In response to the onslaught of misinformation coming to you this election cycle, we would like to introduce our series: Don’t Be Fooled. Over the next several months we will shine light on the disingenuous dialogues and give you facts to help reason an informed judgement.
To start, there is a notion espoused by the press that parties are part of a democracy. They are not. Further, selecting a presidential candidate by a party does not have to be democratic. Parties are private companies, like labor unions, with the goal, like a labor union, to keep their union members employed. Parties purport to represent an ideology and offer a “platform” for governance if their “union members” become elected to government.
Important to note, parties are not part of the government. Parties are not even mentioned in the Constitution. In fact, parties pose great danger to our Republic, as so noted by President George Washington who, in his farewell address, warned the nation of the dangers from parties when the “will of the party replaces the will of the nation.”
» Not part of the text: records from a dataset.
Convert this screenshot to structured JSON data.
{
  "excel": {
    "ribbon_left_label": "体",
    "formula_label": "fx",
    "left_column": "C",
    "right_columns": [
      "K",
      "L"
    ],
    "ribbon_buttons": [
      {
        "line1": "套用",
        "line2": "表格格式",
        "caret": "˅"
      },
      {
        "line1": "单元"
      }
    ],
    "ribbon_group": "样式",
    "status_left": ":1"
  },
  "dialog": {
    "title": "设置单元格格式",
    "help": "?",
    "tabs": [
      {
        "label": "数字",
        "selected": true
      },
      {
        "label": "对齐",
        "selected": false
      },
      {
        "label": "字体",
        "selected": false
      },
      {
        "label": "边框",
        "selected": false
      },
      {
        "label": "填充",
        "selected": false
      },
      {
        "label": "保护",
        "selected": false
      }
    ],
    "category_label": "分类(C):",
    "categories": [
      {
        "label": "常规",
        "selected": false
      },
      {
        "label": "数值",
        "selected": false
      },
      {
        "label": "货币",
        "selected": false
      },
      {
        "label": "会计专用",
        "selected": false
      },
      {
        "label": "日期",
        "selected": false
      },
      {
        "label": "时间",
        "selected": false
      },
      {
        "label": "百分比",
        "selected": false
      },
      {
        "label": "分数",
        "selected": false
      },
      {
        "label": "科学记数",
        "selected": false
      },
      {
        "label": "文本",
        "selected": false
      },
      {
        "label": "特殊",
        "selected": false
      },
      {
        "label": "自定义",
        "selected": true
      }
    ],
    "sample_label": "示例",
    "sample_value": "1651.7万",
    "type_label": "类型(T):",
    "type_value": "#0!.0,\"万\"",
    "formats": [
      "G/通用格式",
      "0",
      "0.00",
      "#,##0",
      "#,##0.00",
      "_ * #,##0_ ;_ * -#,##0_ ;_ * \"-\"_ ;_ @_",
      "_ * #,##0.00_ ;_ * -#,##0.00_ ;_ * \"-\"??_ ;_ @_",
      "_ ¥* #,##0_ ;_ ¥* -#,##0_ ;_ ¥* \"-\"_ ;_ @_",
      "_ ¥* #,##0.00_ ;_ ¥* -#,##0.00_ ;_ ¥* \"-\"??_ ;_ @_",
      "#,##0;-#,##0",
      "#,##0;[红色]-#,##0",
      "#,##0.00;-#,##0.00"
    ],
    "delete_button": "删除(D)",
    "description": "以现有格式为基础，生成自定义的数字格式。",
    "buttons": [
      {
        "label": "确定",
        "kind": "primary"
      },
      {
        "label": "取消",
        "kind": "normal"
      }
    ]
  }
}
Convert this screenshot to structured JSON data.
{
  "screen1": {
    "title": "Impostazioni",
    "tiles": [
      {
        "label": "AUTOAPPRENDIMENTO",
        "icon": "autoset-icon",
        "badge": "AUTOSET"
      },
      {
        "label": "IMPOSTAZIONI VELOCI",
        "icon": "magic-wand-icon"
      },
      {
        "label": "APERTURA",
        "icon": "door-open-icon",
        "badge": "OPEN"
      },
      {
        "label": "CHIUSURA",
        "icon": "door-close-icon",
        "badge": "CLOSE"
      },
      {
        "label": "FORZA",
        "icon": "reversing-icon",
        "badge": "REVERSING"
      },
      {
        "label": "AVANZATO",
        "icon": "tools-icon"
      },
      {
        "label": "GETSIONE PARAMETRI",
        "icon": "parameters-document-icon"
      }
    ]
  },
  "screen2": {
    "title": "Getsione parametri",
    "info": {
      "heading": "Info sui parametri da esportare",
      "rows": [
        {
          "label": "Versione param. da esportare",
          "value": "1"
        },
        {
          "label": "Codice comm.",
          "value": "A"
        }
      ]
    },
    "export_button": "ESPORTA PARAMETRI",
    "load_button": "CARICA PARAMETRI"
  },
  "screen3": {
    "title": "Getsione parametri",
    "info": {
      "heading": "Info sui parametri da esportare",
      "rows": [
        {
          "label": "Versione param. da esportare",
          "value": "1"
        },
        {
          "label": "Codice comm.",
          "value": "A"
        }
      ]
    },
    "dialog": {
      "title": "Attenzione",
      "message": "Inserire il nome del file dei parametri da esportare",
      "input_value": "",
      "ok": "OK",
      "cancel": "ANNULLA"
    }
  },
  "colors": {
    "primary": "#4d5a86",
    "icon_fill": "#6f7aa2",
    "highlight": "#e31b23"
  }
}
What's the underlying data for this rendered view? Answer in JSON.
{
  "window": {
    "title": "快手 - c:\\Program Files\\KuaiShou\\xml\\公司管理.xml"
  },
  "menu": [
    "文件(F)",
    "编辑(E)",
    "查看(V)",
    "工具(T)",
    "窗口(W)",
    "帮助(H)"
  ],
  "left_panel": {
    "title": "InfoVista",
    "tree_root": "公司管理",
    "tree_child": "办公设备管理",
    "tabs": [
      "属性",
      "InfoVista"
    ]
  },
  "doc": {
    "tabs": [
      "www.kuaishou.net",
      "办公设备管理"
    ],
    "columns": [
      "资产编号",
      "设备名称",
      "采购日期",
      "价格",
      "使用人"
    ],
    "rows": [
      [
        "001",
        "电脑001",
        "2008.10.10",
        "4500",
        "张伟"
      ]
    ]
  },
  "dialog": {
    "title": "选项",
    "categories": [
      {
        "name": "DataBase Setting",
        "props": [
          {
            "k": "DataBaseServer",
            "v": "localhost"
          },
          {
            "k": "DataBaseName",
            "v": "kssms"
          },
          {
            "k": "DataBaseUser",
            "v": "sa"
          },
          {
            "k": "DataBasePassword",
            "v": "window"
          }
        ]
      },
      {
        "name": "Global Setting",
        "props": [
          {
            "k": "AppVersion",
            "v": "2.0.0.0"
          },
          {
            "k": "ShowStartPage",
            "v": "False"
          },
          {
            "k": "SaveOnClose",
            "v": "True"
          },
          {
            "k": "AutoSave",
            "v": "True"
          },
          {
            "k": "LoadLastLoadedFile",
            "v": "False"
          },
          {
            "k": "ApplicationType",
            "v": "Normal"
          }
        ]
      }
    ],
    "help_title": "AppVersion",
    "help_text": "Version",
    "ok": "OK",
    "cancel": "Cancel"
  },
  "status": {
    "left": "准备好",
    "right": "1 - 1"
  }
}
The Democrat and Republican parties are composed of state parties from the 50 states and a separate national committee. The national committee is responsible for the national convention from which the 50 state parties choose their presidential candidate.
Each party can make its own rules on how to choose their candidate. An enlightening article, The Agony of a Trump Delegate, by Kimberly Strassel on April 28, 2016 appearing in the Wall Street Journal describes the GOP party nomination system in light of Donald Trump’s displeasures of such – click here for full article.
Bernie Sanders can also be displeased by the lack of “democracy” of the Democratic Party. The super delegates are independent of the primaries and caucuses and represent about 30% of the votes needed to win the nomination for the Democratic presidential candidate. The Democrats put this undemocratic system in place to assure the control of their nominee if the voters should choose someone not of the Party’s design.
In summary, parties are not part of the government. They are private organizations who select who they want as their presidential nominee according to their own rules, which they may change at any time. Your vote for a presidential candidate of a party is at best a preference poll. However, with all this said, parties risk the wrath from their voters if they should chose against the majority of their voter’s preference.